Peloton Interactive Inc.
is exploring a sale of a sizable minority stake, in an effort to shore up its business as the once-hot bike maker’s stock continues to sink.
The fitness company is targeting potential investors including industry players and private-equity firms that could take a stake of around 15% to 20%, according to people familiar with the matter. Discussions are at an early stage and there are no guarantees the New York-based company will find a taker or agree to a deal.
New capital could bolster Peloton as it attempts a major turnaround. It could also serve as a vote of confidence if it comes from an established private-equity firm or technology giant such as Amazon.com Inc.,
which is among the suitors that have explored a full purchase of Peloton, The Wall Street Journal earlier reported.
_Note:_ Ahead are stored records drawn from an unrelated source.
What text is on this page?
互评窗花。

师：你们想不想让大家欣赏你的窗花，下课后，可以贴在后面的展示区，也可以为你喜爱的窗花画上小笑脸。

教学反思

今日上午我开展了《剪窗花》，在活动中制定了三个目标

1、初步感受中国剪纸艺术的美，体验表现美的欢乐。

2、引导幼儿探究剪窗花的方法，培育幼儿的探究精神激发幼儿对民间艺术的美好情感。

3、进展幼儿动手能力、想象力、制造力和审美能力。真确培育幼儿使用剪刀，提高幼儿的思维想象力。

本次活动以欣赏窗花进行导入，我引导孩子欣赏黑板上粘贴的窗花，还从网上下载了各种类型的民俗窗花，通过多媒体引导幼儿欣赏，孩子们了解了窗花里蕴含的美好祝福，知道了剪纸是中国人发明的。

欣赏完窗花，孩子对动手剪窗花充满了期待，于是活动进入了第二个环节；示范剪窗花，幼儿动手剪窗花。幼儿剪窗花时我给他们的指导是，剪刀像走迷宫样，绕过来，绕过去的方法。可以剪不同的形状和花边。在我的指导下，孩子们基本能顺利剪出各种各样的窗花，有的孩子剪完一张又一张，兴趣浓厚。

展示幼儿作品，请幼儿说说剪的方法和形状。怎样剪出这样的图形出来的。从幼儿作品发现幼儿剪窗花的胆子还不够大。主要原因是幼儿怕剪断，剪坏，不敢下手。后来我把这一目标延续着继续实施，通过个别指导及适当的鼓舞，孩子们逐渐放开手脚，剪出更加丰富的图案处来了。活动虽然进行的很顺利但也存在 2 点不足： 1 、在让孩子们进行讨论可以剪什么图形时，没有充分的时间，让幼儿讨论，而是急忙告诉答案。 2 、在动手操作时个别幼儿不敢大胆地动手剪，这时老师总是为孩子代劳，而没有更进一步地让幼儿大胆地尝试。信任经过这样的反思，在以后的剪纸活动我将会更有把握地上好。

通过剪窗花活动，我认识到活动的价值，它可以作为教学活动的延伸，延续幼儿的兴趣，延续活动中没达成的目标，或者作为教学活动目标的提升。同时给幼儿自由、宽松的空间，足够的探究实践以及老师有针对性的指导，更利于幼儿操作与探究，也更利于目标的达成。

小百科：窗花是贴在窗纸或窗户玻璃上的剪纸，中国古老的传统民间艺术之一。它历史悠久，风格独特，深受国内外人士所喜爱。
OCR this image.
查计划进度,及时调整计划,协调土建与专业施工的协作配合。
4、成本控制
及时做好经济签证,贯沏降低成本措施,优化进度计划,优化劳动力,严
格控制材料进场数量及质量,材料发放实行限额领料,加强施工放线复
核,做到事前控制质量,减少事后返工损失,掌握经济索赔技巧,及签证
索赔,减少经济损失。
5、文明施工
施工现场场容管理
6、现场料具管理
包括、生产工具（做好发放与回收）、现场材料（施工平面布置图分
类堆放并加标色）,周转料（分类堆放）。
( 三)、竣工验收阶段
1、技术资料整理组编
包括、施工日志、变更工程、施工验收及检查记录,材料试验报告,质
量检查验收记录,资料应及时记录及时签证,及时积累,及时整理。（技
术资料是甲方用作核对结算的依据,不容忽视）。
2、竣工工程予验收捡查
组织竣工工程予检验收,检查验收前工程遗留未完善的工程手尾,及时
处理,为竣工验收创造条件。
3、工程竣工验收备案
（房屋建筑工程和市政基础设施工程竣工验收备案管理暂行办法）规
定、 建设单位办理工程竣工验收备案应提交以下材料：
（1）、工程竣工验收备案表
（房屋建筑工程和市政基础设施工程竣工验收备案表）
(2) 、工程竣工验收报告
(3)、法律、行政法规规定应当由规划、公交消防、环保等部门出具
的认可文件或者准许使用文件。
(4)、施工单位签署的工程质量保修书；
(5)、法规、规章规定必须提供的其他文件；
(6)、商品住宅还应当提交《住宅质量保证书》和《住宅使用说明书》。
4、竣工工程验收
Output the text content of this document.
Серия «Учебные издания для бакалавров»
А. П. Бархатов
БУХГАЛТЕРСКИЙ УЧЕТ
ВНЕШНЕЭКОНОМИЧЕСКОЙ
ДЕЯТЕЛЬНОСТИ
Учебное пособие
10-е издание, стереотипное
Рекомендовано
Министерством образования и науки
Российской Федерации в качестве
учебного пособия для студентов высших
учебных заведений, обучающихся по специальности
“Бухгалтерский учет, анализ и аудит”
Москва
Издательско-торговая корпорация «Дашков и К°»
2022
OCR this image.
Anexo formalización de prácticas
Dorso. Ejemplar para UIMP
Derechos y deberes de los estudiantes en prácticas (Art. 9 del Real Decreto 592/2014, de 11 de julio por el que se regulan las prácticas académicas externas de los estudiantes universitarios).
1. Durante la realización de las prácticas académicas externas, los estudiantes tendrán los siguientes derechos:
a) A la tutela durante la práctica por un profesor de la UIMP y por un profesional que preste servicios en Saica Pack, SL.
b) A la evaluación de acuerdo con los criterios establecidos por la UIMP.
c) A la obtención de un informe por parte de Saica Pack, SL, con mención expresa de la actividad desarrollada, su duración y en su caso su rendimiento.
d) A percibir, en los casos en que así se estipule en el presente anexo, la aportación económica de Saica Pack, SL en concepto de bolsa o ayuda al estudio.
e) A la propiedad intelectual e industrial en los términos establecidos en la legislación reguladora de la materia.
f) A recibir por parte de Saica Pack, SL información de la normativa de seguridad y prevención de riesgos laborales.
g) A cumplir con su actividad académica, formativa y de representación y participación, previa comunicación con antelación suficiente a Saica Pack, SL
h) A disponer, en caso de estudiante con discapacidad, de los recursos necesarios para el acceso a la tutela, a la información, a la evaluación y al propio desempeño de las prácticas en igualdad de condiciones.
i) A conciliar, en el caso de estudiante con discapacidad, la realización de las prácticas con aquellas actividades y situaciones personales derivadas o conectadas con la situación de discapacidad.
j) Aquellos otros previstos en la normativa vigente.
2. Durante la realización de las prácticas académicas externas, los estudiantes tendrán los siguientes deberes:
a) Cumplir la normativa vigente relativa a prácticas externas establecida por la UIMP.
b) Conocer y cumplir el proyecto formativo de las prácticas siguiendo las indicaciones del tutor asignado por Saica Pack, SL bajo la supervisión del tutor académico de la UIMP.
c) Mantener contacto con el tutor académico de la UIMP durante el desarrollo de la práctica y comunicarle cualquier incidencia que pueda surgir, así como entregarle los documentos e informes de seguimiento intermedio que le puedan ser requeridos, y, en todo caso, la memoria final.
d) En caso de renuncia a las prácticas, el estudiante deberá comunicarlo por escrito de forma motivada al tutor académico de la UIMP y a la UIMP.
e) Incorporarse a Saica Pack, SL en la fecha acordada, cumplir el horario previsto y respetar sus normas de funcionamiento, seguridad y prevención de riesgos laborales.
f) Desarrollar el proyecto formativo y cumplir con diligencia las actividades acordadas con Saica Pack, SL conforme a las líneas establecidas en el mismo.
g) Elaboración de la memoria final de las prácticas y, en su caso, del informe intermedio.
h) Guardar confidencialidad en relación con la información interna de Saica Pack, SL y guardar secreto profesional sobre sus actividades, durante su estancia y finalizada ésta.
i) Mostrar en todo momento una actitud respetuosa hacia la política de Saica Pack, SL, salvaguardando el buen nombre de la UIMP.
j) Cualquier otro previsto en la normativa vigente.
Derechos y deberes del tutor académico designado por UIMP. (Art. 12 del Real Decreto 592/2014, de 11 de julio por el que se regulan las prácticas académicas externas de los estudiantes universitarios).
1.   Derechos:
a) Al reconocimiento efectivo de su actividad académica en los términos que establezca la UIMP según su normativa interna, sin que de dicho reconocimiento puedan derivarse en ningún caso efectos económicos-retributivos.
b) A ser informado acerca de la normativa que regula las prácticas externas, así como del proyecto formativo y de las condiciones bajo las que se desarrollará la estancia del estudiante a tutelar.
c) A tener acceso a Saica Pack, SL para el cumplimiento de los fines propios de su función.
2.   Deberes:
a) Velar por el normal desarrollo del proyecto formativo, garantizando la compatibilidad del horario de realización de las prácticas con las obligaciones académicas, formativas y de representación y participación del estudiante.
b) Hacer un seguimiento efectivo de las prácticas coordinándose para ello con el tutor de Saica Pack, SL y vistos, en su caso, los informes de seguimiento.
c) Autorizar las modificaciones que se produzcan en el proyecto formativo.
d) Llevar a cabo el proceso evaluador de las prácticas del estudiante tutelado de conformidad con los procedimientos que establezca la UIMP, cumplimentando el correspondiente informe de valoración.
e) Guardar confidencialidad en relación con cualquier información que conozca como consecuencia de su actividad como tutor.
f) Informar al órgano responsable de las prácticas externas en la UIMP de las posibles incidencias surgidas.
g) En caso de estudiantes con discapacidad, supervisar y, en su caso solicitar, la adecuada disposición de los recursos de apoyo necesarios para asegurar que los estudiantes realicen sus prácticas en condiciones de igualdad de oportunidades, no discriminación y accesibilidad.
Peloton enjoyed high times as a pandemic darling, with homebound customers ordering its exercise equipment and streaming its virtual classes. Its valuation soared. But the company’s fortunes sagged as lockdowns eased and gyms started to fill up again.
Peloton’s value has fallen from a high of around $ 50 billion early last year to around 6 5.6 billion this week. The shares lost around 9% Thursday amid a broader market routines.
The company in early February replaced its chief executive and unveiled plans to cut 2,800 jobs in a bid to boost its valuation, which at the time was around $ 8 billion. But its shares have continued falling since then amid a slump in technology stocks that hasn’t spared even highly profitable companies like Facebook parent Meta Platforms Inc.
Peloton co-founder John Foley, who led the company for its 10-year existence, was successful as CEO by Barry McCarthy, the former chief financial officer of Spotify Technology SA
and Netflix Inc.
The company also said at the time that it was canceling plans for a $ 400 million factory in Ohio, lowering its full fiscal-year guidance and making changes to its board.
The changes came a few weeks after an activist investor Blackwells Capital LLC had called on Peloton to fire Mr. Foley and explore a sale.
Mr. McCarthy has said he plans to cut costs and create a company more focused on a digital presence and less reliant on sales of exercise equipment. Subscription-based business models tend to generate higher valuations on Wall Street than manufacturers do, and Mr. McCarthy has said he thinks he can apply strategies that worked at Netflix and Spotify to Peloton.